In this blog post we’ll be creating a playing card detector — finding out which cards are present in the image(hearts of king, clubs of three etc). We will be using a pre-trained classifier with specific neural network architectures .
Before dive deep let me first briefly explain object detection and classification.
Detection Vs Classification
When performing image classification, we present one input image to the network and obtain one class label out.(Fig 1)
Fig 1 will be recognised as King of hearts(Kd) by the system.
But when performing object detection, we can present one input image and obtain multiple bounding boxes and class labels out.(Fig 2)
Fig 2 shows how the algorithm detect and localize not just one but multiple cards in the image.
Alright, Lets get started then.
- Download the full TensorFlow object detection repository located at https://github.com/tensorflow/models by clicking the “Clone or Download” button and downloading the zip file.
This working directory will contain the full TensorFlow object detection framework, as well as training images, training data, trained classifier, configuration files, and everything else needed for the card detection classifier.
2. Download the Faster-RCNN-Inception-V2-COCO model.
TensorFlow provides several object detection models (pre-trained classifiers with specific neural network architectures) in its model zoo.
Model such as the SSD-MobileNet have an architecture that allows for faster detection but with less accuracy, while models such as the Faster-RCNN model give slower detection but with more accuracy.
We will use the Faster-RCNN-Inception-V2 model. Download the model here. Open the downloaded faster_rcnn_inception_v2_coco_2018_01_28.tar.gz file and extract the faster_rcnn_inception_v2_coco_2018_01_28 folder to the object_detection folder.
3. Install necessary dependencies.
Reach out to this link, under Table of contents, Setup section, click on Installation sub section. Basically the Installation section consist of list of libraries on which TensorFlow Object Detection API depends. So, install each and every dependencies before moving forward.
4. Configure PYTHONPATH
We need to point PYTHONPATH to the \models, \models\research, and \models\research\slim directories. We can do this by issuing export
command
export PYTHONPATH=/home/nidhin/Ck/card_detection/models:/home/nidhin/Ck/card_detection/models/research:/home/nidhin/Ck/card_detection/models/research/slim
5. Compile protobufs
TensorFlow is using protobufs to configure model and training parameters. So we need to compile them next.
Download and install the 3.0 release of protoc, then unzip the file.
From tensorflow/models/research/
wget -O protobuf.zip https://github.com/google/protobuf/releases/download/v3.0.0/protoc-3.0.0-linux-x86_64.zip
unzip protobuf.zip
Run the compilation process again, but use the downloaded version of protoc
./bin/protoc object_detection/protos/*.proto --python_out=.

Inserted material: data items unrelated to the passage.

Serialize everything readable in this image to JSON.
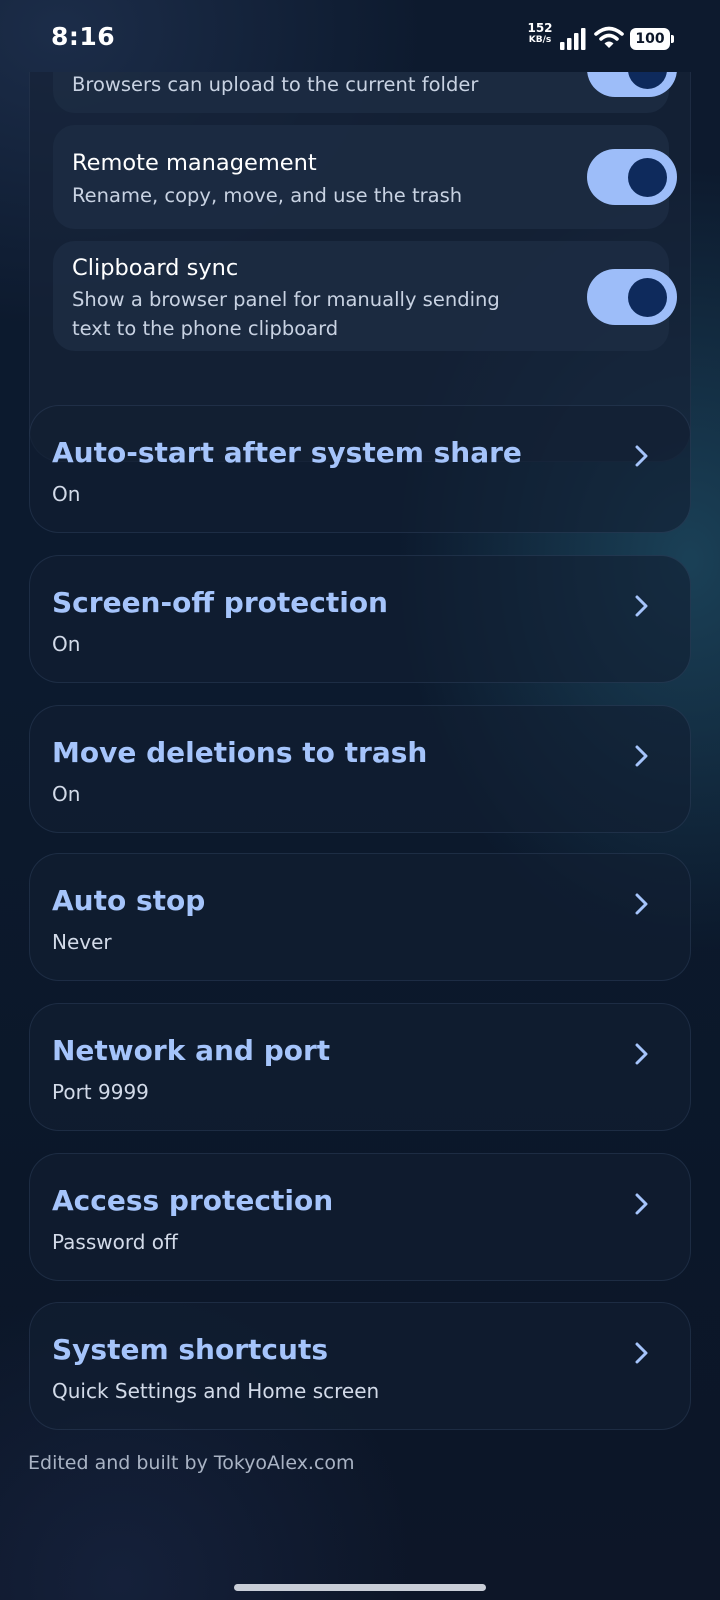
{
  "status_bar": {
    "time": "8:16",
    "net_speed_value": "152",
    "net_speed_unit": "KB/s",
    "battery": "100",
    "icons": [
      "signal-icon",
      "wifi-icon",
      "battery-icon"
    ]
  },
  "toggles": [
    {
      "title": "",
      "subtitle": "Browsers can upload to the current folder",
      "on": true
    },
    {
      "title": "Remote management",
      "subtitle": "Rename, copy, move, and use the trash",
      "on": true
    },
    {
      "title": "Clipboard sync",
      "subtitle": "Show a browser panel for manually sending text to the phone clipboard",
      "on": true
    }
  ],
  "settings": [
    {
      "title": "Auto-start after system share",
      "value": "On"
    },
    {
      "title": "Screen-off protection",
      "value": "On"
    },
    {
      "title": "Move deletions to trash",
      "value": "On"
    },
    {
      "title": "Auto stop",
      "value": "Never"
    },
    {
      "title": "Network and port",
      "value": "Port 9999"
    },
    {
      "title": "Access protection",
      "value": "Password off"
    },
    {
      "title": "System shortcuts",
      "value": "Quick Settings and Home screen"
    }
  ],
  "footer": {
    "credit": "Edited and built by TokyoAlex.com"
  },
  "colors": {
    "accent": "#a5c4fb",
    "switch_track": "#9dbdf9",
    "switch_knob": "#0e2a5c",
    "background": "#0c1a2e"
  }
}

This creates a name_pb2.py file from every name.proto file in the \object_detection\protos folder.
Now run setup.py
under \models\research directory:
python setup.py build
python setup.py install
6. Gather and label images
As we have setup Tensorflow object detection API, the next step is gathering training images and labelling them. To make good detection classifier tensorflow need hundreds of images in various background, lighting condition etc.
For this card detector, we are having 53 classes(52+ joker) and I have used 40–50 images of each class. I have collected images from here and google images.
After collecting the pictures, we need to move 20% of them to the \object_detection\images\test directory, and 80% of them to the \object_detection\images\train directory.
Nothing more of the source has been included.